Variations de la concentration de LH et FSH en fonction des pulses de GnRH
Variations de la concentration de LH et de FSH
en fonction des pulses de GnRH
(© vetopsy.fr)

La production de la FSH est sous le contrôle de la GnRH - Gonadotropin Releasing Hormone ou gonadolibérine -, d'où son nom de LH-RH - Luteinizing Hormone Releasing Hormone -.

Cette neurohormone hypothalamique, sécrétée au sein du noyau périventriculaire de l’aire préoptique (hypothalamus antérieur), et le noyau arqué (ou infundibulaire) de l'hypothalamus moyen (région tubaire), est également responsable de la sécrétion de FSH.

La GnRH est sécrétée de manière pulsatile, ce qui permet la sécrétion préférentielle de FSH ou de LH en fonction du cycle.

  • une fréquence rapide provoque la sécrétion des chaînes α et LHβ ;
  • une fréquence lente, celle de la chaîne FSHβ.

De très nombreux facteurs, aussi bien internes qu'externes, régulent cette sécrétion :

  • la lumière,
  • l'odeur du mâle ou de la femelle,
  • le stress,
  • la malnutrition,
  • les phénomènes immunologiques (infections…)…

Hormones stéroïdes

1. Les oestrogènes exercent une rétroaction sur la sécrétion de la LH, mais bien moins que sur celle de la FSH.

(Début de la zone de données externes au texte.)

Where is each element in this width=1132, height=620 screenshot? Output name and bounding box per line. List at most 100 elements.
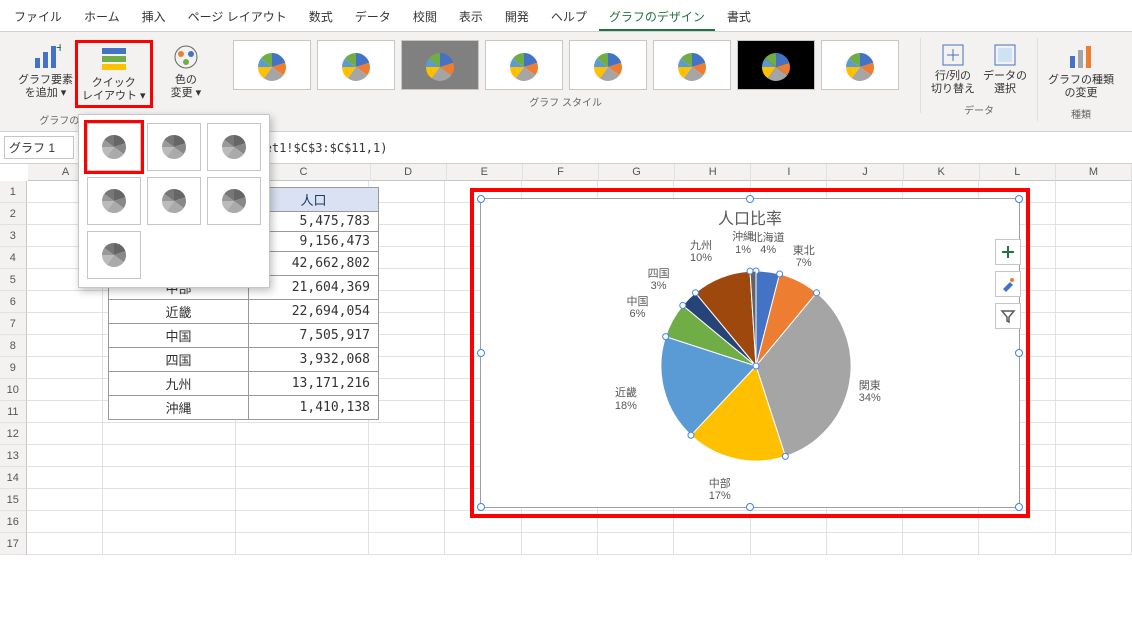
cell[interactable] xyxy=(1056,269,1132,291)
col-header[interactable]: L xyxy=(980,164,1056,181)
row-header[interactable]: 3 xyxy=(0,225,27,247)
switch-row-col-button[interactable]: 行/列の切り替え xyxy=(929,40,977,98)
cell[interactable] xyxy=(369,489,445,511)
cell[interactable] xyxy=(522,533,598,555)
cell[interactable] xyxy=(103,423,236,445)
change-colors-button[interactable]: 色の変更 ▾ xyxy=(169,40,204,102)
chart-style-thumb[interactable] xyxy=(485,40,563,90)
name-box[interactable]: グラフ 1 xyxy=(4,136,74,159)
cell[interactable] xyxy=(236,445,369,467)
cell[interactable] xyxy=(27,445,103,467)
tab-挿入[interactable]: 挿入 xyxy=(132,4,176,31)
resize-handle[interactable] xyxy=(1015,503,1023,511)
cell[interactable] xyxy=(236,423,369,445)
row-header[interactable]: 9 xyxy=(0,357,27,379)
col-header[interactable]: I xyxy=(751,164,827,181)
cell[interactable] xyxy=(369,423,445,445)
cell[interactable] xyxy=(445,533,521,555)
cell[interactable] xyxy=(751,533,827,555)
quick-layout-option[interactable] xyxy=(207,123,261,171)
cell[interactable] xyxy=(236,467,369,489)
tab-数式[interactable]: 数式 xyxy=(299,4,343,31)
cell[interactable] xyxy=(27,291,103,313)
quick-layout-option[interactable] xyxy=(87,177,141,225)
resize-handle[interactable] xyxy=(477,503,485,511)
cell[interactable] xyxy=(1056,225,1132,247)
chart-container[interactable]: 人口比率 北海道4%東北7%関東34%中部17%近畿18%中国6%四国3%九州1… xyxy=(470,188,1030,518)
chart-style-thumb[interactable] xyxy=(569,40,647,90)
cell[interactable] xyxy=(1056,357,1132,379)
tab-ファイル[interactable]: ファイル xyxy=(4,4,72,31)
tab-グラフのデザイン[interactable]: グラフのデザイン xyxy=(599,4,715,31)
cell[interactable] xyxy=(674,533,750,555)
cell[interactable] xyxy=(369,445,445,467)
cell[interactable] xyxy=(27,533,103,555)
cell[interactable] xyxy=(1056,511,1132,533)
tab-ページ レイアウト[interactable]: ページ レイアウト xyxy=(178,4,297,31)
col-header[interactable]: E xyxy=(447,164,523,181)
col-header[interactable]: G xyxy=(599,164,675,181)
cell[interactable] xyxy=(27,489,103,511)
chart-style-thumb[interactable] xyxy=(233,40,311,90)
tab-書式[interactable]: 書式 xyxy=(717,4,761,31)
select-data-button[interactable]: データの選択 xyxy=(981,40,1029,98)
cell[interactable] xyxy=(369,225,445,247)
add-chart-element-button[interactable]: + グラフ要素を追加 ▾ xyxy=(16,40,75,108)
row-header[interactable]: 7 xyxy=(0,313,27,335)
cell[interactable] xyxy=(103,445,236,467)
cell[interactable] xyxy=(103,489,236,511)
cell[interactable] xyxy=(1056,291,1132,313)
cell[interactable] xyxy=(1056,533,1132,555)
chart-filter-button[interactable] xyxy=(995,303,1021,329)
row-header[interactable]: 16 xyxy=(0,511,27,533)
cell[interactable] xyxy=(369,313,445,335)
cell[interactable] xyxy=(903,533,979,555)
cell[interactable] xyxy=(369,247,445,269)
row-header[interactable]: 11 xyxy=(0,401,27,423)
row-header[interactable]: 17 xyxy=(0,533,27,555)
cell[interactable] xyxy=(1056,203,1132,225)
cell[interactable] xyxy=(27,423,103,445)
cell[interactable] xyxy=(1056,423,1132,445)
quick-layout-option[interactable] xyxy=(87,231,141,279)
row-header[interactable]: 6 xyxy=(0,291,27,313)
pie-chart[interactable]: 北海道4%東北7%関東34%中部17%近畿18%中国6%四国3%九州10%沖縄1… xyxy=(481,231,1019,491)
row-header[interactable]: 2 xyxy=(0,203,27,225)
cell[interactable] xyxy=(369,335,445,357)
cell[interactable] xyxy=(103,511,236,533)
row-header[interactable]: 14 xyxy=(0,467,27,489)
cell[interactable] xyxy=(1056,489,1132,511)
cell[interactable] xyxy=(369,511,445,533)
cell[interactable] xyxy=(236,533,369,555)
cell[interactable] xyxy=(1056,247,1132,269)
cell[interactable] xyxy=(1056,379,1132,401)
cell[interactable] xyxy=(27,511,103,533)
quick-layout-button[interactable]: クイックレイアウト ▾ xyxy=(75,40,153,108)
cell[interactable] xyxy=(369,467,445,489)
change-chart-type-button[interactable]: グラフの種類の変更 xyxy=(1046,40,1116,102)
cell[interactable] xyxy=(369,357,445,379)
col-header[interactable]: D xyxy=(371,164,447,181)
tab-ヘルプ[interactable]: ヘルプ xyxy=(541,4,597,31)
cell[interactable] xyxy=(369,401,445,423)
tab-ホーム[interactable]: ホーム xyxy=(74,4,130,31)
chart-elements-button[interactable] xyxy=(995,239,1021,265)
row-header[interactable]: 1 xyxy=(0,181,27,203)
chart-style-thumb[interactable] xyxy=(821,40,899,90)
chart-title[interactable]: 人口比率 xyxy=(481,199,1019,231)
quick-layout-option[interactable] xyxy=(147,177,201,225)
cell[interactable] xyxy=(236,511,369,533)
chart-styles-button[interactable] xyxy=(995,271,1021,297)
cell[interactable] xyxy=(369,379,445,401)
cell[interactable] xyxy=(369,291,445,313)
cell[interactable] xyxy=(1056,335,1132,357)
chart-styles-gallery[interactable] xyxy=(233,40,899,90)
col-header[interactable]: J xyxy=(827,164,903,181)
cell[interactable] xyxy=(27,335,103,357)
row-header[interactable]: 4 xyxy=(0,247,27,269)
quick-layout-option[interactable] xyxy=(207,177,261,225)
cell[interactable] xyxy=(979,533,1055,555)
col-header[interactable]: H xyxy=(675,164,751,181)
col-header[interactable]: F xyxy=(523,164,599,181)
cell[interactable] xyxy=(27,357,103,379)
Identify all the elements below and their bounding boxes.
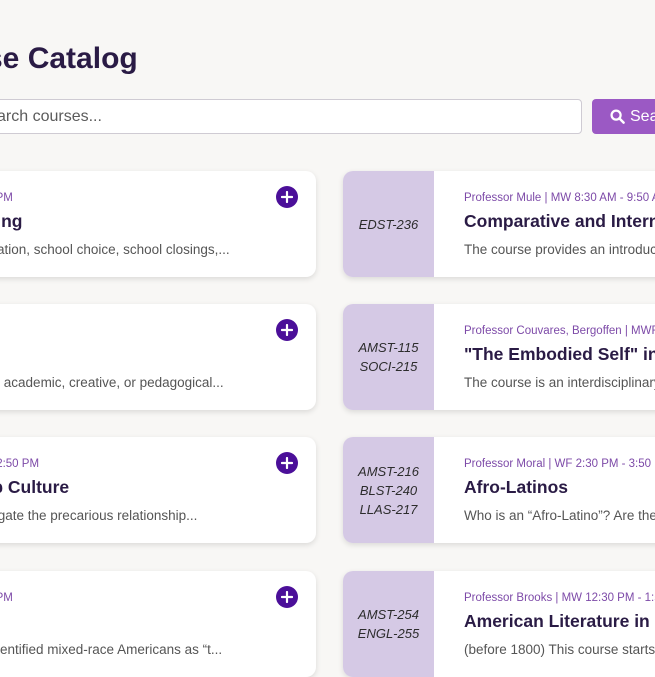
course-card[interactable]: AMST-254 ENGL-255 Professor Brooks | MW … bbox=[343, 571, 655, 677]
course-card[interactable]: 3:20 PM ooling gregation, school choice,… bbox=[0, 171, 316, 277]
plus-icon bbox=[281, 191, 293, 203]
course-meta: Professor Brooks | MW 12:30 PM - 1:50 PM bbox=[464, 592, 655, 604]
plus-icon bbox=[281, 324, 293, 336]
search-icon bbox=[610, 109, 625, 124]
search-button-label: Sea bbox=[630, 107, 655, 125]
add-course-button[interactable] bbox=[276, 586, 298, 608]
course-card[interactable]: EDST-236 Professor Mule | MW 8:30 AM - 9… bbox=[343, 171, 655, 277]
course-code: AMST-254 ENGL-255 bbox=[343, 571, 434, 677]
course-title: American Literature in Co bbox=[464, 611, 655, 631]
course-description: The course is an interdisciplinary, h bbox=[464, 375, 655, 390]
search-input[interactable] bbox=[0, 99, 582, 134]
course-title: Comparative and International bbox=[464, 211, 655, 231]
course-card[interactable]: 3:20 PM ter identified mixed-race Americ… bbox=[0, 571, 316, 677]
course-card[interactable]: AMST-216 BLST-240 LLAS-217 Professor Mor… bbox=[343, 437, 655, 543]
course-meta: 3:20 PM bbox=[0, 192, 13, 204]
course-meta: Professor Moral | WF 2:30 PM - 3:50 PM bbox=[464, 458, 655, 470]
course-title: Pop Culture bbox=[0, 477, 70, 497]
course-code: AMST-216 BLST-240 LLAS-217 bbox=[343, 437, 434, 543]
add-course-button[interactable] bbox=[276, 452, 298, 474]
course-meta: Professor Couvares, Bergoffen | MWF 9:00 bbox=[464, 325, 655, 337]
course-meta: 3:20 PM bbox=[0, 592, 13, 604]
course-code: EDST-236 bbox=[343, 171, 434, 277]
course-card[interactable]: M - 12:50 PM Pop Culture terrogate the p… bbox=[0, 437, 316, 543]
course-description: Who is an “Afro-Latino”? Are they bbox=[464, 508, 655, 523]
course-description: gregation, school choice, school closing… bbox=[0, 242, 230, 257]
course-title: Afro-Latinos bbox=[464, 477, 569, 497]
course-code: AMST-115 SOCI-215 bbox=[343, 304, 434, 410]
add-course-button[interactable] bbox=[276, 319, 298, 341]
course-title: ooling bbox=[0, 211, 23, 231]
search-button[interactable]: Sea bbox=[592, 99, 655, 134]
course-card[interactable]: nded academic, creative, or pedagogical.… bbox=[0, 304, 316, 410]
page-title: se Catalog bbox=[0, 42, 138, 75]
add-course-button[interactable] bbox=[276, 186, 298, 208]
course-card[interactable]: AMST-115 SOCI-215 Professor Couvares, Be… bbox=[343, 304, 655, 410]
course-meta: M - 12:50 PM bbox=[0, 458, 40, 470]
course-description: nded academic, creative, or pedagogical.… bbox=[0, 375, 224, 390]
plus-icon bbox=[281, 591, 293, 603]
course-description: terrogate the precarious relationship... bbox=[0, 508, 198, 523]
plus-icon bbox=[281, 457, 293, 469]
course-meta: Professor Mule | MW 8:30 AM - 9:50 AM bbox=[464, 192, 655, 204]
course-description: The course provides an introduction bbox=[464, 242, 655, 257]
course-title: "The Embodied Self" in A bbox=[464, 344, 655, 364]
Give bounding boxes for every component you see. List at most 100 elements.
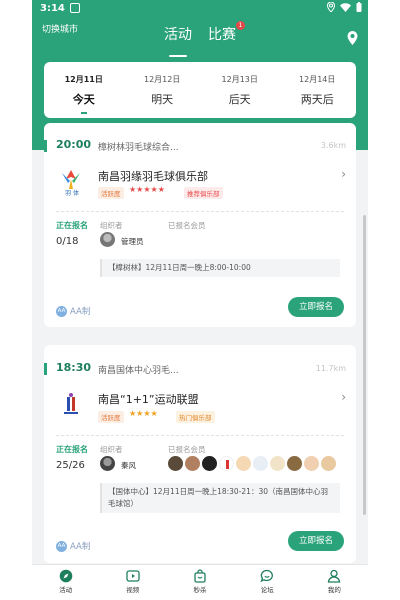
activity-tag: 活跃度 xyxy=(98,411,124,423)
tab-bar-item-flash-sale[interactable]: 秒杀 xyxy=(166,565,233,600)
divider xyxy=(56,435,344,436)
tab-bar-label: 秒杀 xyxy=(193,586,207,594)
member-avatar[interactable] xyxy=(219,456,234,471)
member-avatar[interactable] xyxy=(304,456,319,471)
date-tab-today[interactable]: 12月11日 今天 xyxy=(64,74,103,114)
weekday-label: 后天 xyxy=(228,92,251,106)
wifi-icon xyxy=(340,2,351,15)
members-label: 已报名会员 xyxy=(168,221,206,230)
activity-tag: 活跃度 xyxy=(98,187,124,199)
club-name[interactable]: 南昌羽缘羽毛球俱乐部 xyxy=(98,168,208,184)
avatar[interactable] xyxy=(100,232,115,247)
member-avatar[interactable] xyxy=(253,456,268,471)
date-label: 12月12日 xyxy=(144,74,181,84)
event-time: 18:30 xyxy=(56,361,92,374)
tab-bar-label: 活动 xyxy=(59,586,73,594)
event-time: 20:00 xyxy=(56,138,92,151)
chevron-right-icon[interactable]: › xyxy=(341,390,346,404)
weekday-label: 两天后 xyxy=(300,92,334,106)
member-avatar[interactable] xyxy=(270,456,285,471)
event-venue: 樟树林羽毛球综合... xyxy=(98,143,179,153)
event-venue: 南昌国体中心羽毛... xyxy=(98,366,179,376)
status-time: 3:14 xyxy=(40,3,65,14)
aa-icon: AA xyxy=(56,305,67,317)
payment-type-label: AA制 xyxy=(70,542,91,552)
member-avatar[interactable] xyxy=(202,456,217,471)
rating-stars: ★★★★★ xyxy=(129,185,165,194)
member-avatar[interactable] xyxy=(321,456,336,471)
app-screen: 3:14 切换城市 活动 比赛 1 12月11日 今天 12月12日 明天 12… xyxy=(32,0,368,600)
hot-club-tag: 热门俱乐部 xyxy=(176,411,215,423)
avatar[interactable] xyxy=(100,456,115,471)
scrollbar[interactable] xyxy=(363,215,366,515)
tab-bar-item-video[interactable]: 视频 xyxy=(99,565,166,600)
battery-icon xyxy=(356,2,362,15)
member-avatar[interactable] xyxy=(287,456,302,471)
aa-icon: AA xyxy=(56,540,67,552)
video-icon xyxy=(126,570,140,582)
signup-status: 正在报名 xyxy=(56,445,88,454)
event-distance: 3.6km xyxy=(320,141,346,150)
member-avatar[interactable] xyxy=(168,456,183,471)
club-name[interactable]: 南昌“1+1”运动联盟 xyxy=(98,391,199,407)
tab-activities-label: 活动 xyxy=(164,27,192,43)
member-avatars xyxy=(168,456,336,471)
tab-bar-item-me[interactable]: 我的 xyxy=(301,565,368,600)
event-distance: 11.7km xyxy=(315,364,346,373)
date-label: 12月14日 xyxy=(299,74,336,84)
event-note: 【樟树林】12月11日周一晚上8:00-10:00 xyxy=(100,259,340,277)
date-tab-day-after[interactable]: 12月13日 后天 xyxy=(222,74,258,107)
notification-icon xyxy=(70,3,80,13)
tab-bar-item-forum[interactable]: 论坛 xyxy=(234,565,301,600)
tab-matches[interactable]: 比赛 1 xyxy=(206,21,245,54)
date-tab-tomorrow[interactable]: 12月12日 明天 xyxy=(144,74,180,107)
tab-bar-label: 视频 xyxy=(126,586,140,594)
weekday-label: 今天 xyxy=(72,92,95,106)
member-avatar[interactable] xyxy=(236,456,251,471)
club-logo xyxy=(56,391,86,421)
top-tabs: 活动 比赛 1 xyxy=(32,21,368,57)
participant-count: 0/18 xyxy=(56,236,79,247)
payment-type: AA AA制 xyxy=(56,540,90,552)
member-avatar[interactable] xyxy=(185,456,200,471)
chevron-right-icon[interactable]: › xyxy=(341,167,346,181)
date-selector: 12月11日 今天 12月12日 明天 12月13日 后天 12月14日 两天后 xyxy=(44,62,356,118)
organizer-label: 组织者 xyxy=(100,221,123,230)
location-pin-icon[interactable] xyxy=(347,30,358,49)
location-status-icon xyxy=(326,1,336,15)
compass-icon xyxy=(59,569,72,583)
bottom-tab-bar: 活动 视频 秒杀 论坛 我的 xyxy=(32,564,368,600)
date-label: 12月11日 xyxy=(64,74,103,84)
timeline-marker xyxy=(44,363,47,375)
organizer-label: 组织者 xyxy=(100,445,123,454)
tab-matches-label: 比赛 xyxy=(208,27,236,43)
event-card[interactable]: 18:30 南昌国体中心羽毛... 11.7km 南昌“1+1”运动联盟 › 活… xyxy=(44,345,356,563)
recommended-tag: 推荐俱乐部 xyxy=(184,187,223,199)
signup-button[interactable]: 立即报名 xyxy=(288,297,344,317)
notification-badge: 1 xyxy=(236,21,245,30)
organizer-name: 管理员 xyxy=(121,237,144,246)
organizer-name: 秦风 xyxy=(121,461,136,470)
user-icon xyxy=(328,569,341,583)
tab-activities[interactable]: 活动 xyxy=(162,24,194,57)
date-label: 12月13日 xyxy=(221,74,258,84)
tab-bar-label: 我的 xyxy=(327,586,341,594)
date-tab-two-days-later[interactable]: 12月14日 两天后 xyxy=(299,74,335,107)
event-card[interactable]: 20:00 樟树林羽毛球综合... 3.6km 羽 体 南昌羽缘羽毛球俱乐部 ›… xyxy=(44,123,356,327)
divider xyxy=(56,211,344,212)
participant-count: 25/26 xyxy=(56,460,85,471)
chat-icon xyxy=(260,569,274,583)
club-logo: 羽 体 xyxy=(56,167,86,197)
signup-button[interactable]: 立即报名 xyxy=(288,531,344,551)
timeline-marker xyxy=(44,140,47,152)
club-logo-text: 羽 体 xyxy=(65,190,79,197)
members-label: 已报名会员 xyxy=(168,445,206,454)
payment-type-label: AA制 xyxy=(70,307,91,317)
tab-bar-item-activities[interactable]: 活动 xyxy=(32,565,99,600)
weekday-label: 明天 xyxy=(151,92,174,106)
event-note: 【国体中心】12月11日周一晚上18:30-21：30（南昌国体中心羽毛球馆） xyxy=(100,483,340,513)
rating-stars: ★★★★ xyxy=(129,409,158,418)
tab-bar-label: 论坛 xyxy=(260,586,274,594)
payment-type: AA AA制 xyxy=(56,305,90,317)
signup-status: 正在报名 xyxy=(56,221,88,230)
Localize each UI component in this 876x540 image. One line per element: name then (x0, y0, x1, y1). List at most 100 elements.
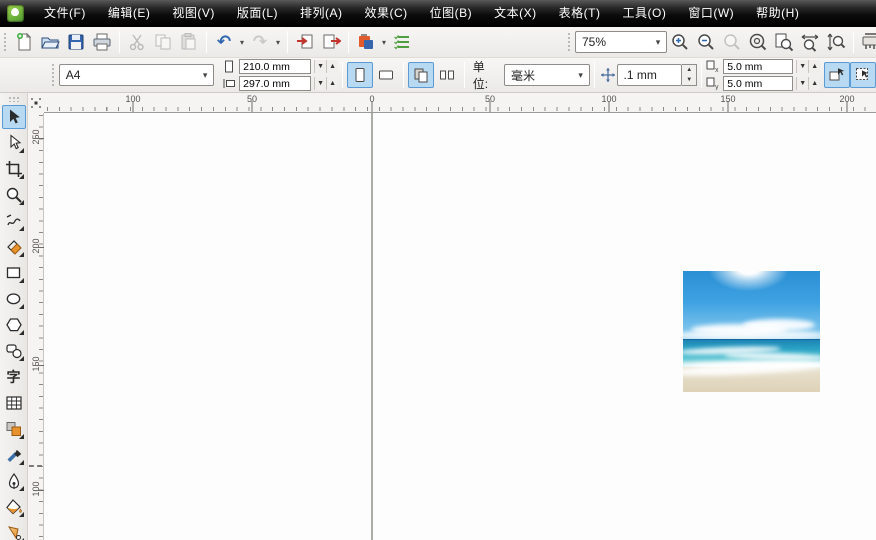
basic-shapes-tool[interactable] (2, 339, 26, 363)
crop-tool[interactable] (2, 157, 26, 181)
launcher-dropdown[interactable]: ▾ (379, 38, 389, 47)
paper-width-field[interactable]: 210.0 mm (239, 59, 312, 74)
import-button[interactable] (292, 29, 318, 55)
menu-arrange[interactable]: 排列(A) (289, 0, 354, 27)
toolbox-grip[interactable] (8, 95, 19, 102)
copy-button[interactable] (150, 29, 176, 55)
zoom-in-button[interactable] (667, 29, 693, 55)
ruler-origin[interactable] (28, 93, 44, 113)
menu-tools[interactable]: 工具(O) (612, 0, 678, 27)
vertical-ruler[interactable]: 250 200 150 100 (28, 113, 44, 540)
nudge-offset-value: .1 mm (623, 68, 657, 82)
import-icon (297, 34, 313, 49)
toolbar-separator (287, 31, 288, 53)
fill-tool[interactable] (2, 495, 26, 519)
svg-text:y: y (715, 84, 719, 90)
zoom-tool[interactable] (2, 183, 26, 207)
paper-width-spinner[interactable]: ▼ ▲ (314, 60, 339, 73)
outline-pen-tool[interactable] (2, 469, 26, 493)
all-pages-button[interactable] (407, 62, 434, 88)
svg-text:x: x (715, 67, 719, 73)
undo-dropdown[interactable]: ▾ (237, 38, 247, 47)
options-list-button[interactable] (389, 29, 415, 55)
units-combo[interactable]: 毫米 ▾ (503, 64, 590, 86)
save-button[interactable] (63, 29, 89, 55)
ruler-label: 150 (31, 356, 41, 372)
menu-view[interactable]: 视图(V) (161, 0, 226, 27)
duplicate-x-spinner[interactable]: ▼ ▲ (796, 60, 821, 73)
paste-button[interactable] (176, 29, 202, 55)
toolbar-grip[interactable] (2, 31, 8, 53)
pick-tool[interactable] (1, 105, 26, 129)
paper-size-combo[interactable]: A4 ▾ (58, 64, 215, 86)
beach-image-object[interactable] (683, 271, 820, 392)
current-page-icon (439, 70, 454, 80)
current-page-button[interactable] (434, 62, 460, 88)
menu-edit[interactable]: 编辑(E) (97, 0, 162, 27)
menu-help[interactable]: 帮助(H) (745, 0, 810, 27)
zoom-to-width-button[interactable] (797, 29, 823, 55)
snap-drawer-button[interactable] (858, 29, 876, 55)
table-tool[interactable] (2, 391, 26, 415)
toolbar-separator (206, 31, 207, 53)
application-launcher-button[interactable] (353, 29, 379, 55)
redo-button[interactable]: ↷ (247, 29, 273, 55)
text-tool[interactable]: 字 (2, 365, 26, 389)
shape-tool[interactable] (2, 131, 26, 155)
duplicate-x-icon: x (706, 60, 720, 74)
zoom-out-button[interactable] (693, 29, 719, 55)
snap-to-objects-button[interactable] (850, 62, 876, 88)
page-left-edge (371, 113, 373, 540)
nudge-offset-field[interactable]: .1 mm (616, 64, 683, 86)
zoom-toolbar-grip[interactable] (566, 31, 572, 53)
print-button[interactable] (89, 29, 115, 55)
menu-file[interactable]: 文件(F) (33, 0, 97, 27)
duplicate-y-spinner[interactable]: ▼ ▲ (796, 77, 821, 90)
propbar-grip[interactable] (49, 62, 56, 88)
redo-dropdown[interactable]: ▾ (273, 38, 283, 47)
duplicate-x-value: 5.0 mm (727, 60, 763, 73)
duplicate-y-field[interactable]: 5.0 mm (723, 76, 794, 91)
paper-height-field[interactable]: 297.0 mm (239, 76, 312, 91)
undo-button[interactable]: ↶ (211, 29, 237, 55)
zoom-out-icon (698, 34, 714, 50)
export-button[interactable] (318, 29, 344, 55)
paper-height-spinner[interactable]: ▼ ▲ (314, 77, 339, 90)
portrait-button[interactable] (347, 62, 374, 88)
drawing-canvas[interactable] (44, 113, 876, 540)
horizontal-ruler[interactable]: 100 50 0 50 100 150 200 (44, 93, 876, 113)
landscape-button[interactable] (373, 62, 399, 88)
ellipse-tool[interactable] (2, 287, 26, 311)
polygon-tool[interactable] (2, 313, 26, 337)
eyedropper-tool[interactable] (2, 443, 26, 467)
duplicate-x-field[interactable]: 5.0 mm (723, 59, 794, 74)
zoom-all-objects-button[interactable] (745, 29, 771, 55)
rectangle-tool[interactable] (2, 261, 26, 285)
portrait-icon (355, 68, 365, 82)
menu-text[interactable]: 文本(X) (483, 0, 548, 27)
propbar-separator (593, 62, 595, 88)
ruler-guide-mark (29, 465, 42, 467)
cut-button[interactable] (124, 29, 150, 55)
menu-table[interactable]: 表格(T) (548, 0, 612, 27)
zoom-to-height-button[interactable] (823, 29, 849, 55)
interactive-fill-tool[interactable] (2, 521, 26, 540)
paper-size-value: A4 (65, 68, 81, 82)
menu-bitmaps[interactable]: 位图(B) (419, 0, 484, 27)
zoom-to-page-button[interactable] (771, 29, 797, 55)
zoom-selected-icon (724, 34, 740, 50)
snap-drawer-icon (862, 33, 876, 49)
treat-as-filled-button[interactable] (824, 62, 851, 88)
nudge-offset-spinner[interactable]: ▲ ▼ (682, 64, 698, 86)
menu-layout[interactable]: 版面(L) (226, 0, 289, 27)
property-bar: A4 ▾ 210.0 mm ▼ ▲ 297.0 mm ▼ ▲ 单位: 毫米 ▾ … (0, 58, 876, 93)
new-document-button[interactable] (11, 29, 37, 55)
freehand-tool[interactable] (2, 209, 26, 233)
zoom-level-combo[interactable]: 75% ▾ (575, 31, 667, 53)
menu-window[interactable]: 窗口(W) (677, 0, 745, 27)
smart-fill-tool[interactable] (2, 235, 26, 259)
open-button[interactable] (37, 29, 63, 55)
interactive-blend-tool[interactable] (2, 417, 26, 441)
menu-effects[interactable]: 效果(C) (354, 0, 419, 27)
zoom-selected-button[interactable] (719, 29, 745, 55)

L’ovariectomie (ablation des ovaires) ou la ménopause provoque une augmentation de la production de LH hypophysaire.

  • Le rétrocontrôle est négatif : une concentration élevée en oestrogènes provoque une diminution de la sécrétion de LH.
  • Les hormones stéroïdes inhibent la transcription des gènes des sous-unités βL (ratte).


Le rétrocontrôle est positif au moment de l'ovulation (pic d'oestrogènes et pic de FSH et de LH).

Taux de FSH et LH, d'oestrogènes et de progestérone lors du cycle ovarien chez la femme
Taux de FSH, de LH, d'oestrogènes et de progestérone lors du cycle ovarien chez la femme
(© vetopsy.fr)

Les neurones à kisspeptides, découverts récemment dans le noyau périventriculaire et le noyau arqué, possèdent des récepteurs aux oestrogènes (ERα) et projettent sur les neurones à GNRH du noyau arqué : leur rôle dans les rétrocontrôles aussi bien négatifs que positifs lors de l'ovulation, sont évidents.

2. La progestérone, à dose forte lors de la phase lutéale, diminue la sécrétion de LH.

L'augmentation du taux de progestérone diminue alors la fréquence des pulses de GnRH, et donc la production de LH. Ce ralentissement des pulses de GnRH favorise la sécrétion de FSH qui produira un nouveau recrutement folliculaire et le cycle recommence !

Ces rétrocontrôles (oestrogènes et progestérone) sont utilisés dans les pilules contraceptives, que ce soient les pilules oestro-progestatives, associant un oestrogène et un progestatif, ou les pilules progestatives pures (microdosées et macrodosées).
Les oestrogènes et la progestérone inhibent les décharges de LH et de FSH, donc l'ovulation. En outre, la progestérone modifie le glaire cervicale pour empêcher le passage des spermatozoïdes, inhibe la phase proliférative de l'endomètre (sous-contrôle des oestrogènes), et donc s'oppose à la nidation.

Lors de gestation, la progestérone inhibe la sécrétion de LH (rôle dans la gestation).

Selon les espèces, placenta ou corps jaune dépendant, d'autres hormones prendront le relais.

3. La testostérone inhibe la LH au niveau hypothalamique (GnRH) et au niveau hypophysaire.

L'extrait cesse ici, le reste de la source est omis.